Traditional banks and credit unions often have stringent requirements. You may find more flexibility with online lenders offering business loans. The flexibility comes at a cost, though, as you’ll often get a steeper interest rate. Still, online lenders generally offer faster funding times, which is a major upside if you want to purchase immediately. 

SBA loans 

Backed by the U.S. Small Business Administration, SBA loans are worth considering. They’re offered through banks, credit unions and online lenders approved by the SBA to administer loans and come with competitive loan terms

To qualify, you don’t need perfect credit — a FICO credit score of at least 670 may suffice with some lenders. However, a higher score means you’ll qualify for more favorable loan terms. But there’s a significant downside to SBA loans: The funding timelines are notoriously lengthy. You could be better off exploring other options if you’re looking to buy a business in the next month or two. 

Seller financing 

This solution involves a financing arrangement between the seller of the business, and you, the buyer. The written agreement should include the purchase price, interest rate, loan term, payment amount, due date, fee schedule and other information applicable to the business’s sale. 

This funding method may be best if the seller offers exceptional financing terms. Still, you’ll likely need to prove you’re a creditworthy borrower to seal the deal. 

Applying for a business acquisition loan

When you’re ready to apply for a business acquisition loan, follow these steps to help make the process more seamless: 

1. Determine if you’re eligible for funding. Eligibility guidelines vary by lender. But as mentioned above, most have a credit score, time in business and annual revenue requirement. Research lenders to find those with loan products you may qualify for. 

2. Select the right loan product. After scoping out lenders, compare terms and fees. The one offering the lowest interest rate may not be the best choice if they charge high origination fees. And don’t forget to consider online lenders if you need a loan solution with more flexible eligibility guidelines or faster funding times. 

3. Gather your personal and business documents. Reach out to the lender to find out if there are documents you’ll need to provide when you apply that aren’t mentioned in the list above. 

4. Apply for a loan. Complete all components of the application and review for accuracy before submitting. Omissions or errors could result in a denial. 

If approved, review the loan agreement and disclosures before signing on the dotted line to ensure you’re fully aware of the terms of conditions. Doing so also helps avoid surprises once you’ve entered into a legally binding agreement and the funds are disbursed. 

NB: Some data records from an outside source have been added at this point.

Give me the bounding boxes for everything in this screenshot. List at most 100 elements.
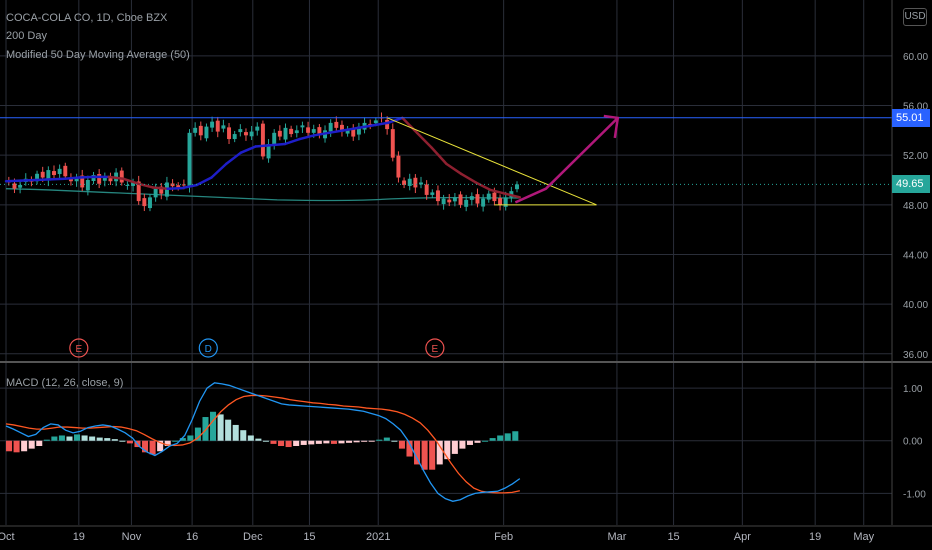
macd-histogram-bar <box>89 436 96 441</box>
candle-body <box>181 184 186 186</box>
ma50-segment <box>503 192 522 199</box>
macd-histogram-bar <box>28 440 35 449</box>
macd-histogram-bar <box>58 435 65 441</box>
time-tick-label: Mar <box>607 531 626 543</box>
projection-arrowhead <box>603 114 620 139</box>
ma50-segment <box>298 134 316 141</box>
candle-body <box>63 165 68 177</box>
projection-arrow <box>514 117 619 204</box>
macd-histogram-bar <box>414 440 421 465</box>
candle-body <box>97 174 102 184</box>
candle-body <box>40 171 45 178</box>
candle-body <box>351 129 356 137</box>
ma50-segment <box>210 162 228 179</box>
candle-body <box>424 184 429 195</box>
candle-body <box>430 192 435 195</box>
candle-body <box>492 192 497 202</box>
macd-histogram-bar <box>66 436 73 441</box>
event-marker-label: E <box>75 344 82 355</box>
ma50-segment <box>357 124 375 130</box>
candle-body <box>227 127 232 140</box>
event-marker-circle <box>69 338 89 358</box>
ma50-segment <box>195 176 213 187</box>
candle-body <box>210 121 215 128</box>
ma50-segment <box>180 183 199 190</box>
macd-histogram-bar <box>315 440 322 444</box>
macd-histogram-bar <box>187 435 194 441</box>
candle-body <box>345 129 350 134</box>
candle-body <box>356 126 361 135</box>
macd-histogram-bar <box>194 427 201 441</box>
macd-line <box>5 382 521 502</box>
candle-body <box>136 181 141 202</box>
time-tick-label: 2021 <box>366 531 390 543</box>
macd-histogram-bar <box>391 440 398 442</box>
macd-histogram-bar <box>217 414 224 441</box>
candle-body <box>289 128 294 135</box>
candle-body <box>441 198 446 205</box>
macd-histogram-bar <box>81 435 88 441</box>
candle-body <box>193 127 198 133</box>
macd-histogram-bar <box>338 440 345 444</box>
candle-body <box>328 122 333 132</box>
macd-histogram-bar <box>96 437 103 441</box>
ma200-legend: 200 Day <box>6 30 47 42</box>
event-marker-label: E <box>432 344 439 355</box>
candle-body <box>187 132 192 187</box>
candle-body <box>119 170 124 183</box>
candle-body <box>503 197 508 207</box>
currency-button[interactable]: USD <box>903 8 927 26</box>
ma50-segment <box>224 151 243 166</box>
ma50-segment <box>107 175 125 181</box>
candle-body <box>486 193 491 200</box>
candle-body <box>419 182 423 185</box>
candle-body <box>131 182 136 186</box>
candle-body <box>125 184 130 186</box>
macd-histogram-bar <box>497 435 504 441</box>
macd-histogram-bar <box>255 438 262 441</box>
candles[interactable] <box>6 112 519 212</box>
candle-body <box>260 123 265 157</box>
event-marker-circle <box>425 338 445 358</box>
candle-body <box>221 125 226 129</box>
price-tick-label: 56.00 <box>903 102 928 113</box>
macd-histogram-bar <box>119 440 126 442</box>
macd-histogram-bar <box>489 438 496 441</box>
user-drawings[interactable] <box>0 114 892 206</box>
macd-histogram-bar <box>74 434 81 441</box>
trend-line <box>387 117 597 206</box>
macd-histogram-bar <box>172 440 179 442</box>
macd-legend: MACD (12, 26, close, 9) <box>6 377 124 389</box>
macd-histogram-bar <box>361 440 368 442</box>
time-tick-label: 19 <box>809 531 821 543</box>
candle-body <box>373 120 378 124</box>
macd-tick-label: -1.00 <box>903 489 926 500</box>
macd-histogram-bar <box>111 439 118 441</box>
price-tick-label: 60.00 <box>903 52 928 63</box>
candle-body <box>232 134 237 140</box>
time-tick-label: Dec <box>243 531 263 543</box>
macd-histogram-bar <box>330 440 337 444</box>
macd-histogram-bar <box>202 417 209 441</box>
price-tick-label: 36.00 <box>903 350 928 361</box>
macd-histogram-bar <box>262 440 269 442</box>
macd-histogram-bar <box>6 440 13 452</box>
candle-body <box>148 197 152 209</box>
candle-body <box>159 186 164 194</box>
macd-histogram-bar <box>240 430 247 441</box>
macd-histogram-bar <box>421 440 428 470</box>
macd-histogram-bar <box>482 440 489 442</box>
candle-body <box>238 129 243 133</box>
ma50-segment <box>254 143 272 148</box>
macd-histogram-bar <box>368 440 375 442</box>
candle-body <box>413 177 418 188</box>
candle-body <box>215 120 220 132</box>
candle-body <box>452 197 457 202</box>
candle-body <box>475 194 480 204</box>
ma50-segment <box>445 162 463 176</box>
macd-histogram-bar <box>504 433 511 441</box>
time-tick-label: 19 <box>73 531 85 543</box>
macd-histogram-bar <box>43 439 50 441</box>
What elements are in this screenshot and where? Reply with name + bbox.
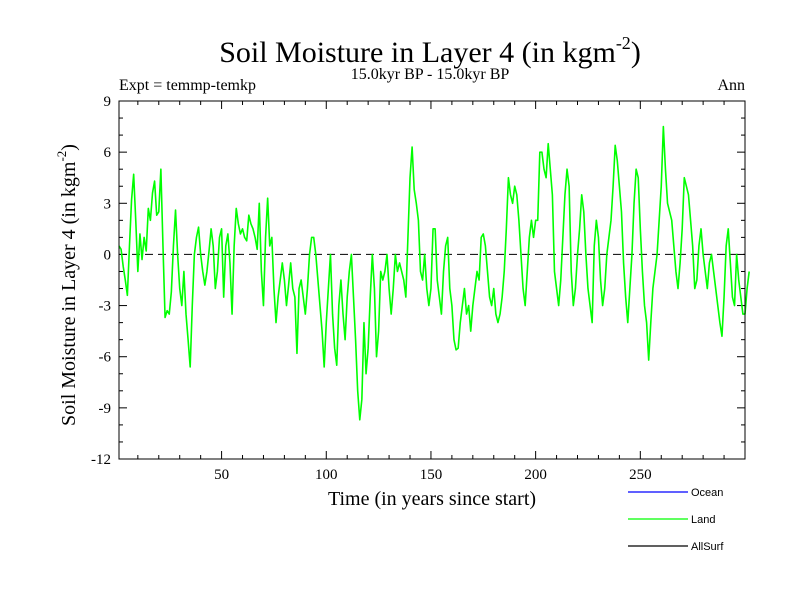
legend-item-ocean: Ocean xyxy=(628,487,723,499)
y-axis-label: Soil Moisture in Layer 4 (in kgm-2) xyxy=(54,144,80,426)
y-label-close: ) xyxy=(58,144,80,151)
title-main: Soil Moisture in Layer 4 (in kgm xyxy=(219,36,616,69)
y-tick-label--3: -3 xyxy=(99,299,112,315)
y-tick-label--9: -9 xyxy=(99,401,112,417)
x-tick-label-200: 200 xyxy=(524,467,547,483)
title-superscript: -2 xyxy=(616,33,631,53)
legend: Ocean Land AllSurf xyxy=(628,487,724,553)
legend-label-ocean: Ocean xyxy=(691,487,723,499)
y-label-main: Soil Moisture in Layer 4 (in kgm xyxy=(58,161,80,426)
legend-label-allsurf: AllSurf xyxy=(691,541,724,553)
chart-title: Soil Moisture in Layer 4 (in kgm-2) xyxy=(219,33,641,69)
title-close: ) xyxy=(631,36,641,69)
legend-label-land: Land xyxy=(691,514,715,526)
y-tick-label-3: 3 xyxy=(104,196,112,212)
plot-frame xyxy=(118,100,746,460)
y-tick-label-0: 0 xyxy=(104,247,112,263)
y-tick-label--12: -12 xyxy=(91,452,111,468)
y-tick-label-6: 6 xyxy=(104,145,112,161)
legend-item-allsurf: AllSurf xyxy=(628,541,724,553)
axis-ticks xyxy=(119,100,745,460)
experiment-label: Expt = temmp-temkp xyxy=(119,77,256,94)
tick-labels: 50 100 150 200 250 -12 -9 -6 -3 0 3 6 9 xyxy=(91,94,652,483)
y-label-superscript: -2 xyxy=(54,151,69,162)
y-tick-label--6: -6 xyxy=(99,350,112,366)
x-tick-label-50: 50 xyxy=(214,467,229,483)
chart-subtitle: 15.0kyr BP - 15.0kyr BP xyxy=(351,66,510,83)
x-tick-label-250: 250 xyxy=(629,467,652,483)
data-series xyxy=(118,125,750,421)
legend-item-land: Land xyxy=(628,514,715,526)
x-axis-label: Time (in years since start) xyxy=(328,488,536,510)
y-tick-label-9: 9 xyxy=(104,94,112,110)
season-label: Ann xyxy=(717,77,745,94)
series-line-land xyxy=(118,125,750,421)
x-tick-label-100: 100 xyxy=(315,467,338,483)
x-tick-label-150: 150 xyxy=(420,467,443,483)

FAQs about loans to purchase a business

  • It depends on the lender’s guidelines. The process should be straightforward if you meet the requirements and provide the requested documentation. But securing funding may be difficult if you have past credit issues or minimal industry experience, or if the lender has concerns about the financial health of the company you plan to acquire.
  • Several business loan options do not always require a down payment, including term loans, lines of credit and microloans. You can keep your hard-earned money in your pocket when accessing funding, but this perk comes at a cost, typically in the form of steeper borrowing costs and fees.
  • Traditional banks, credit unions and online lenders extend loans to buy a business. The best lender for you depends on their offerings and eligibility criteria. You’ll usually find that banks and credit unions are less flexible with lending guidelines than online lenders, but online lenders may assess higher interest rates.
  • Yes, getting a small business loan with a lower credit score is possible if you meet the lender’s revenue and time and business requirements. However, your options will be limited, and you can expect high interest rates. Some lenders may also only extend secured loan offers to risky borrowers.